Tom English learns Thursday whether the four months he's had to go without a license for his eponymous Cottage on Emerson Street is punishment enough for the way two licensing detectives found him, a contractor and a third person inside with beers on March 21, after the city had already told local bars and restaurants to shut.
The Boston Licensing Board, which ordered his license seized because the incident, votes Thursday whether his inability to open even for takeout since then is punishment enough or whether he deserves an additional sanction. English says that if he gets the license back, he could re-open for takeout - he has a full kitchen - in two weeks.
According to BPD Sgt. Det. William Gallagher, he and Det. Eddie Hernandez visited the bar around 4:15 p.m. on March 21 on reports it was still open - two days after detectives from District C-6 had visited the bar and told English to shut down under a city edict because of the burgeoning Covid-19 crisis.
At a hearing conducted over Zoom today, Gallagher said the door was locked, but that he and his partner could hear people inside. After several minutes of banging on the door, he said, English unlocked it and let them in. Gallagher said that in addition to English, two other people were at the bar, along with beers and a bottle of Jameson Whiskey.
At the board's direction, he ordered Walsh to hand over his license for violating a board directive to shut.
English's attorney, Curt Bletzer, acknowledged his client, his daughter and a contractor were in the bar, but pleaded for mercy: He said English had, in fact, closed the bar to customers but that he and the contractor were inside after repairing an outside grate that had fallen down - English was hoping to get the place in good shape for a potential sale.
Bletzer apologized to the officers for English not responding immediately to their knocking, but said that was because English had become inured to people knocking on the door in those early days of the pandemic to ask when he thought he might re-open.
Bletzer continued that there was considerable confusion in those days - South Boston bars agreed to close voluntarily on March 15, originally in advance of St. Patrick's Day. That was the same day Gov. Baker ordered restaurants to shut their dining rooms, originally just until April 7. Then the city ordered bars in general shut.
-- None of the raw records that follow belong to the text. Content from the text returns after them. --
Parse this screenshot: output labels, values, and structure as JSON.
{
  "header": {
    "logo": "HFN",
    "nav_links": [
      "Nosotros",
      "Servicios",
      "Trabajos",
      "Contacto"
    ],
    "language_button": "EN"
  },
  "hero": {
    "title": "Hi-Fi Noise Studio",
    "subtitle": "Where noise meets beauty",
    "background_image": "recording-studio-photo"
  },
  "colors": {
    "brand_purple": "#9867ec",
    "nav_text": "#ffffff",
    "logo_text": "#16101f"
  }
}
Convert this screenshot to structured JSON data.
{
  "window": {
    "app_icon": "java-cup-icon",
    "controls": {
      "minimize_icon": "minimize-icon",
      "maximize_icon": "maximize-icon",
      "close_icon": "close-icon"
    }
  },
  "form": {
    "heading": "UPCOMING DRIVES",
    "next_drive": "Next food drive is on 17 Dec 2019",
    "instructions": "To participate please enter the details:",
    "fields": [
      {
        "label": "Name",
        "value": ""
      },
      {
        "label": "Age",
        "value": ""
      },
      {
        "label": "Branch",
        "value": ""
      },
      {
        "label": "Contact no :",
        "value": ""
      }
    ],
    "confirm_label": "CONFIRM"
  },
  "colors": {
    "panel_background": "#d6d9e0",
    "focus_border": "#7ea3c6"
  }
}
Gov. Baker did not issue his emergency public-health declaration that, among other things, definitively ordered bars shut, until March 23, Bletzer said.
English did not realize that the city order to close extended even to owners and contractors enjoying a beer after a hard day of work, in this case on the grate.
"He wasn't running a business in there, he was closed, the doors were locked," Bletzer said.
But Licensing Board Chairwoman Kathleen Joyce said ignorance of the law, or, in this case, board edicts, is no excuse - that if English had questions whether the board meant to bar everybody from drinking inside, even owners, he should have contacted the board. She said the board has tried hard to be accommodating to license holders during the pandemic, but said that every single time the licensing detectives have to enter an establishment on reports of a possible license violation, "they put own lives at risk," she said.
"And that's something that the board takes seriously," she said.